VALE TUDO PELA SUA ATENÇÃO NAS REDES SOCIAIS?
10/06/2020
Texto de Denis Pacheco, com reportagem de Gabriel Guerra e Matheus Souza
Quando chegou ao Brasil, a Internet surgiu como uma espécie de “terra de ninguém”. Apesar do sentido aparentemente depreciativo da expressão, a então chamada “rede mundial de computadores” era um território descentralizado e não dominado por buscadores de conteúdo. Sites possuíam endereços virtuais difíceis de se memorizar, e as primeiras formas de se comunicar em tempo real envolviam a criação de personas virtuais, incluindo aí nicknames que mascaravam as identidades reais dos usuários. Quase 30 anos depois, o cenário atual não poderia ser mais diferente. O que era anárquico se tornou por demais regrado, o que pode ser positivo, por exemplo, quando se discute mais ativamente a importância da privacidade e proteção de dados na rede, ou insuficiente em função do avanço indiscriminado das notícias falsas (as fake news, em inglês), que explora brechas nos termos de responsabilidade elaborados pelas grandes plataformas privadas.
Com a introdução de redes sociais como o Facebook, que atualmente tem uma base de 127 milhões de usuários mensais no Brasil, a utilização de nomes reais associados a fotos de perfil mudou para sempre a forma como nos apresentamos e nos comportamos na Internet. E a partir dessa mudança, começaram a surgir figuras que hoje disputam nossa atenção e rivalizam até mesmo com o poder das grandes emissoras. Os chamados influenciadores (ou influencers, em inglês) se tornaram as figuras mais proeminentes das redes sociais e das plataformas de conteúdo, como o YouTube. Se redes como o Twitter, Facebook e Instagram fossem nações, os influenciadores seriam seus mais notáveis embaixadores. [...].
“A gente considera influenciador, no discurso ‘comum’, como uma pessoa que tem um grande número de seguidores e influencia pessoas”, explica Pablo Ortellado, professor do curso de Gestão de Políticas Públicas da Escola de Artes, Ciências e Humanidades (EACH) da USP e coordenador do Grupo de Pesquisa em Políticas Públicas para o Acesso à Informação (Gpopai).

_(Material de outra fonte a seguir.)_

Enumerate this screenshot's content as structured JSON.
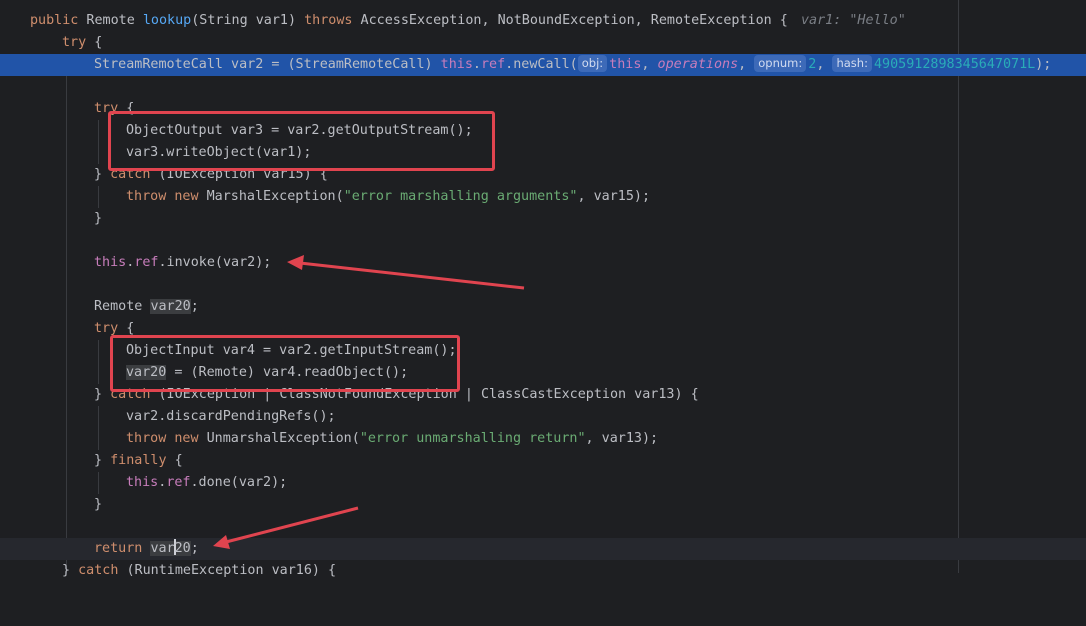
{
  "lines": {
    "l1": {
      "kw1": "public",
      "t1": " Remote ",
      "fn": "lookup",
      "t2": "(String var1) ",
      "kw2": "throws",
      "t3": " AccessException, NotBoundException, RemoteException {",
      "hint": "var1: \"Hello\""
    },
    "l2": {
      "kw": "try",
      "t": " {"
    },
    "l3": {
      "t1": "StreamRemoteCall var2 = (StreamRemoteCall) ",
      "this": "this",
      "dot1": ".",
      "ref": "ref",
      "t2": ".newCall(",
      "p1": "obj:",
      "a1": "this",
      "c1": ", ",
      "a2": "operations",
      "c2": ", ",
      "p2": "opnum:",
      "a3": "2",
      "c3": ", ",
      "p3": "hash:",
      "a4": "4905912898345647071L",
      "t3": ");"
    },
    "l5": {
      "kw": "try",
      "t": " {"
    },
    "l6": {
      "t": "ObjectOutput var3 = var2.getOutputStream();"
    },
    "l7": {
      "t": "var3.writeObject(var1);"
    },
    "l8": {
      "t1": "} ",
      "kw": "catch",
      "t2": " (IOException var15) {"
    },
    "l9": {
      "kw1": "throw",
      "s": " ",
      "kw2": "new",
      "t1": " MarshalException(",
      "str": "\"error marshalling arguments\"",
      "t2": ", var15);"
    },
    "l10": {
      "t": "}"
    },
    "l12": {
      "this": "this",
      "dot": ".",
      "ref": "ref",
      "t": ".invoke(var2);"
    },
    "l14": {
      "t1": "Remote ",
      "var": "var20",
      "t2": ";"
    },
    "l15": {
      "kw": "try",
      "t": " {"
    },
    "l16": {
      "t": "ObjectInput var4 = var2.getInputStream();"
    },
    "l17": {
      "var": "var20",
      "t": " = (Remote) var4.readObject();"
    },
    "l18": {
      "t1": "} ",
      "kw": "catch",
      "t2": " (IOException | ClassNotFoundException | ClassCastException var13) {"
    },
    "l19": {
      "t": "var2.discardPendingRefs();"
    },
    "l20": {
      "kw1": "throw",
      "s": " ",
      "kw2": "new",
      "t1": " UnmarshalException(",
      "str": "\"error unmarshalling return\"",
      "t2": ", var13);"
    },
    "l21": {
      "t1": "} ",
      "kw": "finally",
      "t2": " {"
    },
    "l22": {
      "this": "this",
      "dot": ".",
      "ref": "ref",
      "t": ".done(var2);"
    },
    "l23": {
      "t": "}"
    },
    "l25": {
      "kw": "return",
      "s": " ",
      "v1": "var",
      "v2": "20",
      "t": ";"
    },
    "l26": {
      "t1": "} ",
      "kw": "catch",
      "t2": " (RuntimeException var16) {"
    }
  },
  "colors": {
    "background": "#1e1f22",
    "execution_line": "#2154a8",
    "keyword": "#cf8e6d",
    "method": "#56a8f5",
    "field": "#c77dbb",
    "string": "#6aab73",
    "annotation": "#e0444f"
  }
}
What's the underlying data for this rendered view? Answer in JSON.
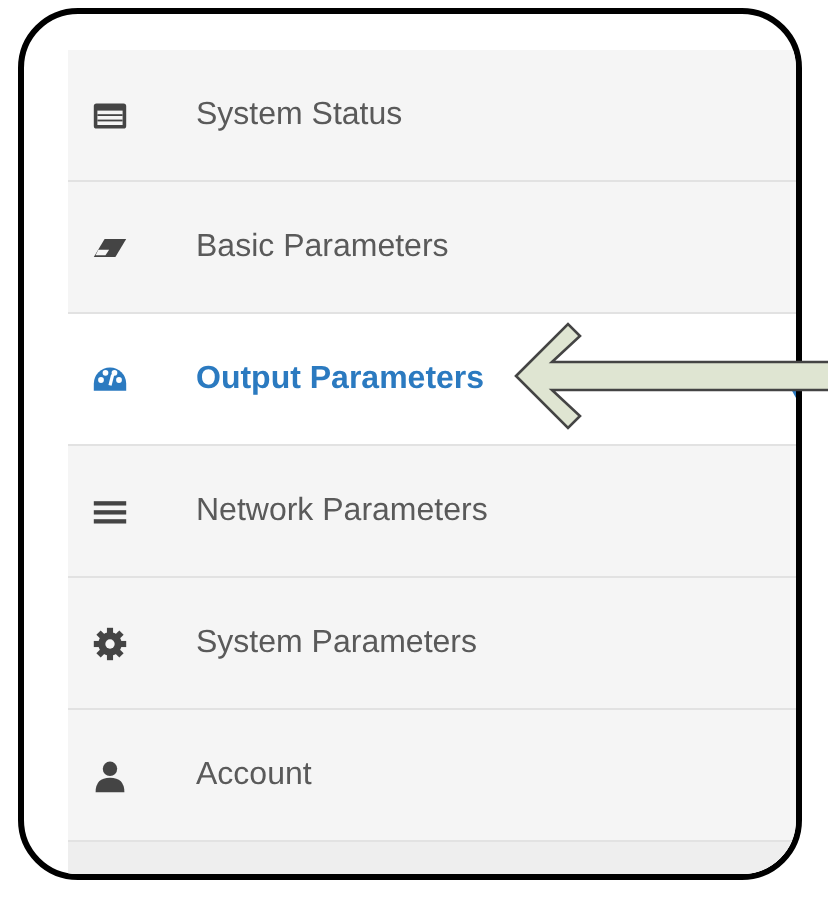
{
  "sidebar": {
    "items": [
      {
        "label": "System Status",
        "selected": false
      },
      {
        "label": "Basic Parameters",
        "selected": false
      },
      {
        "label": "Output Parameters",
        "selected": true
      },
      {
        "label": "Network Parameters",
        "selected": false
      },
      {
        "label": "System Parameters",
        "selected": false
      },
      {
        "label": "Account",
        "selected": false
      }
    ]
  }
}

Para ele, a teoria por trás dos influenciadores começou lá atrás, com a ideia, ainda na época dos meios de comunicação de massa, de que as pessoas não se informavam diretamente com a fonte primária, mas em sistema de duas escalas. “Uma pessoa tinha muita influência em uma determinada comunidade, se informava, formava uma opinião e distribuía entre as pessoas sobre quem ela tinha ascendência”, esclarece. Armados com diferentes tipos de retórica, os influenciadores se distinguem não apenas pela plataforma ou canal no qual se fazem mais presentes, mas também pelos diferentes usos de linguagem que utilizam para atingir seus públicos. “Tem influenciador que tem linguagens muito simples, que simplesmente se apoia no seu carisma. Outros são influenciadores que se estabelecem porque eles têm algum conhecimento técnico, como esses da área de ciências. Não tem uma regra geral”, classifica Ortellado.
Para Elizabeth Nicolau Saad Corrêa, professora da Escola de Comunicações e Artes (ECA) da USP e pesquisadora nas áreas de comunicação e jornalismo digital, existem dois tipos de influenciadores em ação nas redes. “De um lado a gente tem o ‘influencer efetivo’, que é aquela pessoa que tem um conjunto de competências e habilidades num determinado tema e que por conta desse conjunto ela ganha legitimidade para falar sobre ele”, explica ela. Na sequência, de acordo com a professora, o segundo tipo de influenciador é um fenômeno característico que nasce nas brechas das redes sociais. “São aqueles que são alavancados por meio de quantidade de likes e de ampliação de seguidores, algumas vezes por meio de compra de seguidores”, pontua ao deixar claro que, para enquadrar pessoas nessa categoria, é necessária uma análise cuidadosa.
Fonte: PACHECO, D.; GUERRA, G. e SOUZA, M. Vale tudo pela sua atenção nas redes sociais? Jornal da USP, 2020. Texto adaptado.